4 March, 2010

The lost art of reading

The lost art of reading:

…what happened? It isn’t a failure of desire so much as one of will. Or not will, exactly, but focus: the ability to still my mind long enough to inhabit someone else’s world, and to let that someone else inhabit mine.

Eventually I get there, but some nights it takes 20 pages to settle down. What I’m struggling with is the encroachment of the buzz, the sense that there is something out there that merits my attention, when in fact it’s mostly just a series of disconnected riffs and fragments that add up to the anxiety of the age.

When settling in to read something deep (long-form articles from The New Yorker, Infinite Jest (which I’ve been working on for the past few months) ), I have to fight the urge to check something, anything: tweets, new posts, whatever I can get my hands on.
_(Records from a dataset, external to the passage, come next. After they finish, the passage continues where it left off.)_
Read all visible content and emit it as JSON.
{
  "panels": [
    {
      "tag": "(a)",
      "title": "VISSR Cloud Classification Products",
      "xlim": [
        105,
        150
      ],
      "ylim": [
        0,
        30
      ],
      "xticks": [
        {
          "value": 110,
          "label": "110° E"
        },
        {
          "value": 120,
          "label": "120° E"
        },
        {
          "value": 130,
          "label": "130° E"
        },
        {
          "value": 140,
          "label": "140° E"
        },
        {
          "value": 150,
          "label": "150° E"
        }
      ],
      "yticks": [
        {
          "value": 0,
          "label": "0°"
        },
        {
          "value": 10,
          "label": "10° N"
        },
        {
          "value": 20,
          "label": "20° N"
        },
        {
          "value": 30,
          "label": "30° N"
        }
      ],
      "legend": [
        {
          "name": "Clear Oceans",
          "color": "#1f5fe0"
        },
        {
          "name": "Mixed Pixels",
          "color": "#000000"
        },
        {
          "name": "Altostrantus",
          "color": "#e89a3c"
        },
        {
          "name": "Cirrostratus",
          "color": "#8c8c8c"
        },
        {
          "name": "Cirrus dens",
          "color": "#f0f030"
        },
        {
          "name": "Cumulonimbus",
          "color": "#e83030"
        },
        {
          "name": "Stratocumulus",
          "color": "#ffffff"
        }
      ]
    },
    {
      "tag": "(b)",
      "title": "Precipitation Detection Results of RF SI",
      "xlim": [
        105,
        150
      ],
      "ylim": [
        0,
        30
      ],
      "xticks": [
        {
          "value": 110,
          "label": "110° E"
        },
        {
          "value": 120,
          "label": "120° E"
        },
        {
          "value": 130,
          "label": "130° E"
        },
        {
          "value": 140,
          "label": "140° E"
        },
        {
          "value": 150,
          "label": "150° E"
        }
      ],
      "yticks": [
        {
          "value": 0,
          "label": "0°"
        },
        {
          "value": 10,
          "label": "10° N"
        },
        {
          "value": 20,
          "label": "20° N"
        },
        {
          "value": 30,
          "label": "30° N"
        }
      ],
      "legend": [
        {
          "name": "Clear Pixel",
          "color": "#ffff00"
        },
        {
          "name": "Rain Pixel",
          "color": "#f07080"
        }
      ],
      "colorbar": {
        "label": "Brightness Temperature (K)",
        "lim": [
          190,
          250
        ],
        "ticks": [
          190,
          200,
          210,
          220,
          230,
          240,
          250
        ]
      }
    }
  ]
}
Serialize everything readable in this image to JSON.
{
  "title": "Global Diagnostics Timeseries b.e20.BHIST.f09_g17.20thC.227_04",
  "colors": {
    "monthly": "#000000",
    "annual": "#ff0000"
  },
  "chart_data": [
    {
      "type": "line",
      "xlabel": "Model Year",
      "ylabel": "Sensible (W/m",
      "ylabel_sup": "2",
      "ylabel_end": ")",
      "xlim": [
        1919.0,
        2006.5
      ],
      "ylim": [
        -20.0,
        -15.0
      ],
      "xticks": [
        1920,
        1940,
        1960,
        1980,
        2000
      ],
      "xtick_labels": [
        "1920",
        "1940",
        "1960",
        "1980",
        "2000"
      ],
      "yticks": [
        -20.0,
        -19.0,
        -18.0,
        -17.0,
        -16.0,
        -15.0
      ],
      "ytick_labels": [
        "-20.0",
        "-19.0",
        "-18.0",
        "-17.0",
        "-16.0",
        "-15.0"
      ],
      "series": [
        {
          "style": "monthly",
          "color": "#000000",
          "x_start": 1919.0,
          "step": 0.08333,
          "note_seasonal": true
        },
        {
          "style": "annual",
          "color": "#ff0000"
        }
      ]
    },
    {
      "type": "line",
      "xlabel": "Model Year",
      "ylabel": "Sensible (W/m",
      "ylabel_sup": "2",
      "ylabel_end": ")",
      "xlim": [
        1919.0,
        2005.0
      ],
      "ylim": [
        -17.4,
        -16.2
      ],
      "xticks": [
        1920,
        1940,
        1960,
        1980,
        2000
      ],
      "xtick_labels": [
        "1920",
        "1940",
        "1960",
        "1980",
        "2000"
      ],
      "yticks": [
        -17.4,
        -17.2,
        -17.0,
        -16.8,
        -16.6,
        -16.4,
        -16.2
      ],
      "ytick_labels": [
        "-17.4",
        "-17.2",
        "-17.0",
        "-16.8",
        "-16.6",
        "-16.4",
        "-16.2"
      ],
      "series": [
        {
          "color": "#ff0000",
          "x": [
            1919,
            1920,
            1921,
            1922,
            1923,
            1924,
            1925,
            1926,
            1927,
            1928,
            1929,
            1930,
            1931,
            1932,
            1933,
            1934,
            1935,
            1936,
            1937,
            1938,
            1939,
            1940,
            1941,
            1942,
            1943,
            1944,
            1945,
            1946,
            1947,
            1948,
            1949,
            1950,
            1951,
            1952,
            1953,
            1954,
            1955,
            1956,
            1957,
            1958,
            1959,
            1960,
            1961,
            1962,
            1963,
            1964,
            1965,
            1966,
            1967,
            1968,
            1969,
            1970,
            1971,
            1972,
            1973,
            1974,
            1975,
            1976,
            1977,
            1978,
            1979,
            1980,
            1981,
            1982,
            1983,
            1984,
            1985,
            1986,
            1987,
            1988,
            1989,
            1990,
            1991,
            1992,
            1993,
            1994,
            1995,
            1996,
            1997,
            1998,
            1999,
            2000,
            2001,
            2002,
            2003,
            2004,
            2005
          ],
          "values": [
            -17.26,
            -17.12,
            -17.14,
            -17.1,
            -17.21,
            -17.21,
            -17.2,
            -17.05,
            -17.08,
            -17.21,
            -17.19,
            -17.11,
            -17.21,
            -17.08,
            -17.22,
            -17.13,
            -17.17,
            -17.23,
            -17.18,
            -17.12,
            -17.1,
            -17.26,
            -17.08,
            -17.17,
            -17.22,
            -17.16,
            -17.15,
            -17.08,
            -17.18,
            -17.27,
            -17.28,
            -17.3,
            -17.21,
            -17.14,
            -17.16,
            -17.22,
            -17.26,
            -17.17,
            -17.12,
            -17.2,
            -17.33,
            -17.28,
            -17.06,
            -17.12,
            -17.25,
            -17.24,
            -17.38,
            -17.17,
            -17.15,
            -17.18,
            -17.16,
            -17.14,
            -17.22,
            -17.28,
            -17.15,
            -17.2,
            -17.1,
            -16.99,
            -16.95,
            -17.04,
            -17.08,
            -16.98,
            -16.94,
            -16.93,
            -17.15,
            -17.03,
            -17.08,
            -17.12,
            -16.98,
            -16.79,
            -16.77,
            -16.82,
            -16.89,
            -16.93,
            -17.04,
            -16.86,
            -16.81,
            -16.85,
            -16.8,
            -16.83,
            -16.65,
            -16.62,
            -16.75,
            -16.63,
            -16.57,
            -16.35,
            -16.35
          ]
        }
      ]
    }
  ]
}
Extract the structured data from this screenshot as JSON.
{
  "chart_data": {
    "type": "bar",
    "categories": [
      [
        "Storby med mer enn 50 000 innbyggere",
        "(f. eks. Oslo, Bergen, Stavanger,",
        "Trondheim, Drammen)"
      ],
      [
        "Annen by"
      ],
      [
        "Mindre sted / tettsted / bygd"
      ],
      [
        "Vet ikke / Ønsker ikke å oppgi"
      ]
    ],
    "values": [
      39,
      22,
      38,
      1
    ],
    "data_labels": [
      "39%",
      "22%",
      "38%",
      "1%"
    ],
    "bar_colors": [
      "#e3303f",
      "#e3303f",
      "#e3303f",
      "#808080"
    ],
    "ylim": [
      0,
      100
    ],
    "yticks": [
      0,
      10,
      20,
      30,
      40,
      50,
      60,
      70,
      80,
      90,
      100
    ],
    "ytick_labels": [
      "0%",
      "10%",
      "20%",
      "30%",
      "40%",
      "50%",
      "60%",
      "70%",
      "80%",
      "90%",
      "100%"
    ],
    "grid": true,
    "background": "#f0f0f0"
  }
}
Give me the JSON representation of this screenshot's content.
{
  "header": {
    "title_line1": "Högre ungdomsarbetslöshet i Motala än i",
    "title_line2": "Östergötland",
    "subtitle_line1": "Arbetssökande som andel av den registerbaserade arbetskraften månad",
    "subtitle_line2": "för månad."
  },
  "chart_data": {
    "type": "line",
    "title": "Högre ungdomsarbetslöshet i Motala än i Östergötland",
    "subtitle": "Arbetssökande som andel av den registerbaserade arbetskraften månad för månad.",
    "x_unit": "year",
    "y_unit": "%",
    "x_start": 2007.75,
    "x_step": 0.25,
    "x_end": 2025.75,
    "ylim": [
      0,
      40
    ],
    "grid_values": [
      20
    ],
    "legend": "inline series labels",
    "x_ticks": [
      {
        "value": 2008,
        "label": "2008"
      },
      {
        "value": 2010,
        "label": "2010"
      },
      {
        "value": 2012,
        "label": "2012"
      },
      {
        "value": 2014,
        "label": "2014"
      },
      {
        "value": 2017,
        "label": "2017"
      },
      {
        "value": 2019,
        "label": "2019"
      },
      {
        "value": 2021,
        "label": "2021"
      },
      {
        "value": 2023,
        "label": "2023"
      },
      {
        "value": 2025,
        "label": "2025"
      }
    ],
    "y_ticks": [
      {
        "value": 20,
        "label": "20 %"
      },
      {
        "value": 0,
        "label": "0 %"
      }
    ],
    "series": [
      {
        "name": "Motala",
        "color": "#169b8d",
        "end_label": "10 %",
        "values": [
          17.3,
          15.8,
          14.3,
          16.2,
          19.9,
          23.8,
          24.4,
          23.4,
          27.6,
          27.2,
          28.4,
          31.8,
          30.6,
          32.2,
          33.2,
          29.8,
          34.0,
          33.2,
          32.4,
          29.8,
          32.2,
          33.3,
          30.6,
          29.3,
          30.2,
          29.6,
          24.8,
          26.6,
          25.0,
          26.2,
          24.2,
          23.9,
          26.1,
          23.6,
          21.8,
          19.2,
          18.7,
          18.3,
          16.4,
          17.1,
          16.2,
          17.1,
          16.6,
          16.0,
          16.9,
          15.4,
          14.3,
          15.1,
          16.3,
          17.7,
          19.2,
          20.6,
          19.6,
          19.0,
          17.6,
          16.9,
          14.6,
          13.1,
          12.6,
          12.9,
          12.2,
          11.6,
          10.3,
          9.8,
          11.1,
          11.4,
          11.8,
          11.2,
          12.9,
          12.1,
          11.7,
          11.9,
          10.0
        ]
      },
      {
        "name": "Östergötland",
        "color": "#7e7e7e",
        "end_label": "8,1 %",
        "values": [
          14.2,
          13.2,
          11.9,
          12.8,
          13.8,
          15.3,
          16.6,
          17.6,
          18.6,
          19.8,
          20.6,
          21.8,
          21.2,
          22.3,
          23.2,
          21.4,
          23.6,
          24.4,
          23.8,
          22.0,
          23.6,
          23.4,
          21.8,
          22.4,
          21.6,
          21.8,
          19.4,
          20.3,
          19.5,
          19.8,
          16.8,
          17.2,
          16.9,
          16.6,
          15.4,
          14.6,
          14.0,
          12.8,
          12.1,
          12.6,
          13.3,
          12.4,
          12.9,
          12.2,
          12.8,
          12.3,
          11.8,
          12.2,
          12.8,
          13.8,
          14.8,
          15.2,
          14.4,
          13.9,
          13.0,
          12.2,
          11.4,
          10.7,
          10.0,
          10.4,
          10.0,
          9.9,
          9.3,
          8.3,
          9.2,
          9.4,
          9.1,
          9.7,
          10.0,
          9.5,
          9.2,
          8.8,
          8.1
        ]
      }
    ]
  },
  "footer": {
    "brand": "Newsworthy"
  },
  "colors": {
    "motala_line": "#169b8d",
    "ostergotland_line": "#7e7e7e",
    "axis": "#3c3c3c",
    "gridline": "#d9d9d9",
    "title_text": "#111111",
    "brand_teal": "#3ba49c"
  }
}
I’m only able to really put my head down and concentrate if I’ve got everything else off. I have to put some ambient music on loop, close the laptop, lock the phone, and force myself to disconnect.


This quote is largely off-topic, but it’s too lovely to not call out:

Back then, if I’d had the language for it, I might have argued that the world within the pages was more compelling than the world without; I was reading both to escape and to be engaged.

This perfectly captures how I feel after an especially satisfying novel/novella/short story. “How wondrous would it be to exist in this world instead of mine?”